You can provide your own CA certificates to verify the LDAP server certificate.

Specify your own CA bundle file and demand verification:

  1. Connect to your console and get root privileges.

  2. Switch to the scripts directory:

    cd /usr/local/openvpn_as/scripts/
  3. Run these commands:

    ./sacli --key "auth.ldap.0.ssl_ca_cert" --value <PATH_TO_FILENAME> ConfigPut1
    ./sacli --key "auth.ldap.0.ssl_verify" --value "demand" ConfigPut
    ./sacli start

    1

    The <PATH_TO_FILENAME> must be a full path like “/usr/local/openvpn_as/ca_cert.pem”. Ensure the certificate is in PEM format.

LDAP Explorer is an API method in the server agent that allows LDAP searches against the LDAP database defined in Access Server. LDAP Explorer should function when you've configured LDAP authentication with Access Server.

Using LDAP Explorer

You can access the LDAP Explorer API method through the sacli command line tool.

Tip

Run sacli commands from the scripts directory: /usr/local/openvpn_as/scripts/.

The following commands use sacli [arguments] ldapexp with one or more of the following arguments passed for your LDAP configuration:

--dn

Your bind DN configuration — simple example: dc=domain,dc=com.

--scope

Set the LDAP search scope parameter to base, level, subtree, or subnode. This specifies the portion of your target to consider for the search.

--key

Include a key in your search and define the key with a value (below) — example: --key 'uid' --value 'username' or -k 'uid' -v 'username'.

--value

Define a value for an included key (above) in your search.

--ldap_config

Search using an LDAP config file instead of the server — example query:

sacli --dn='cn=users, dc=domain, dc=com' --scope=subnode --ldap_config ldap.config -k sAMAccountName -v 'VPN Users' ldapexp

Using the above table, you can compose your LDAP Explorer commands.
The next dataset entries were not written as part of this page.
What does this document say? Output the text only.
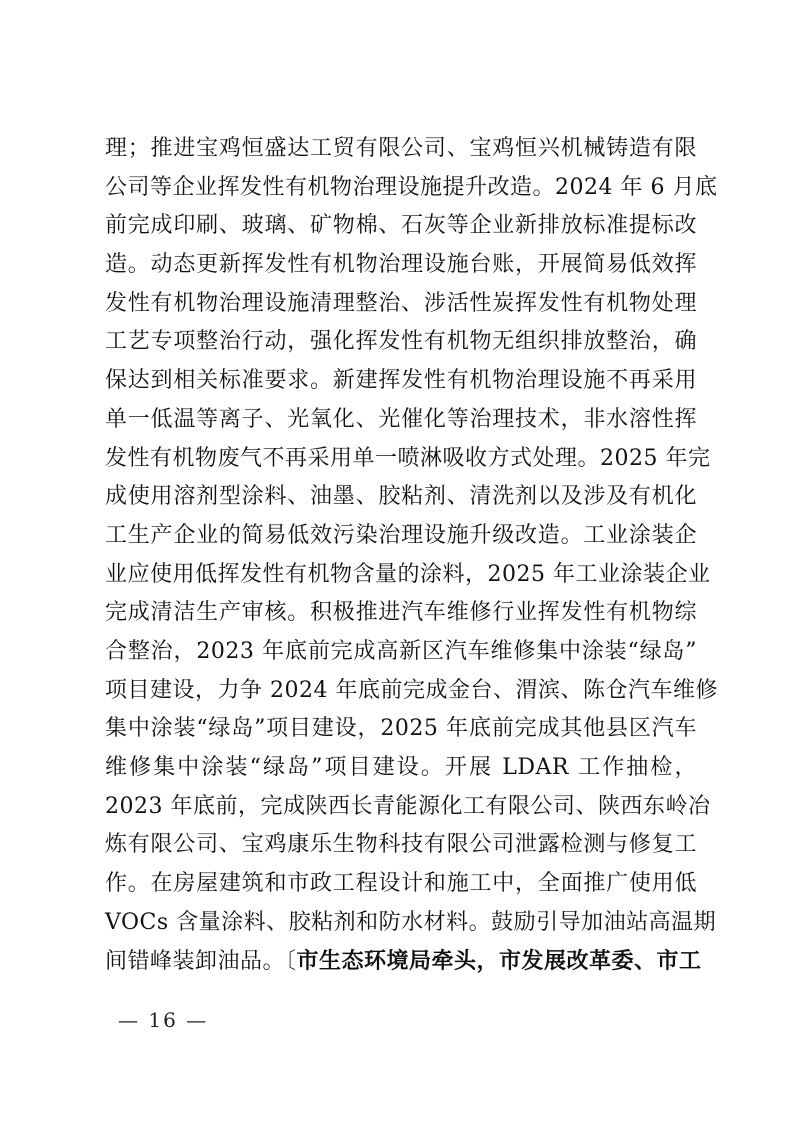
理；推进宝鸡恒盛达工贸有限公司、宝鸡恒兴机械铸造有限
公司等企业挥发性有机物治理设施提升改造。2024 年 6 月底
前完成印刷、玻璃、矿物棉、石灰等企业新排放标准提标改
造。动态更新挥发性有机物治理设施台账，开展简易低效挥
发性有机物治理设施清理整治、涉活性炭挥发性有机物处理
工艺专项整治行动，强化挥发性有机物无组织排放整治，确
保达到相关标准要求。新建挥发性有机物治理设施不再采用
单一低温等离子、光氧化、光催化等治理技术，非水溶性挥
发性有机物废气不再采用单一喷淋吸收方式处理。2025 年完
成使用溶剂型涂料、油墨、胶粘剂、清洗剂以及涉及有机化
工生产企业的简易低效污染治理设施升级改造。工业涂装企
业应使用低挥发性有机物含量的涂料，2025 年工业涂装企业
完成清洁生产审核。积极推进汽车维修行业挥发性有机物综
合整治，2023 年底前完成高新区汽车维修集中涂装“绿岛”
项目建设，力争 2024 年底前完成金台、渭滨、陈仓汽车维修
集中涂装“绿岛”项目建设，2025 年底前完成其他县区汽车
维修集中涂装“绿岛”项目建设。开展 LDAR 工作抽检，
2023 年底前，完成陕西长青能源化工有限公司、陕西东岭冶
炼有限公司、宝鸡康乐生物科技有限公司泄露检测与修复工
作。在房屋建筑和市政工程设计和施工中，全面推广使用低
VOCs 含量涂料、胶粘剂和防水材料。鼓励引导加油站高温期
间错峰装卸油品。〔市生态环境局牵头，市发展改革委、市工
— 16 —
Here's an example that includes scope, key, and value:

./sacli --dn='ou=test test,dc=domain,dc=com' --scope 'subnode' -k 'objectClass' -v 'top' ldapexp

LDAP Explorer configuration error message — "LDAP explorer can only be used without a configuration…"

You may encounter an error message due to a bug in some Access Server versions: "LDAP explorer can only be used without a configuration when LDAP is selected as the authentication method." This bug occurs because LDAP Explorer doesn't see that LDAP is turned on as the auth method.

We resolved the bug in Access Server 2.13.0. Update to the latest Access Server version to resolve the issue.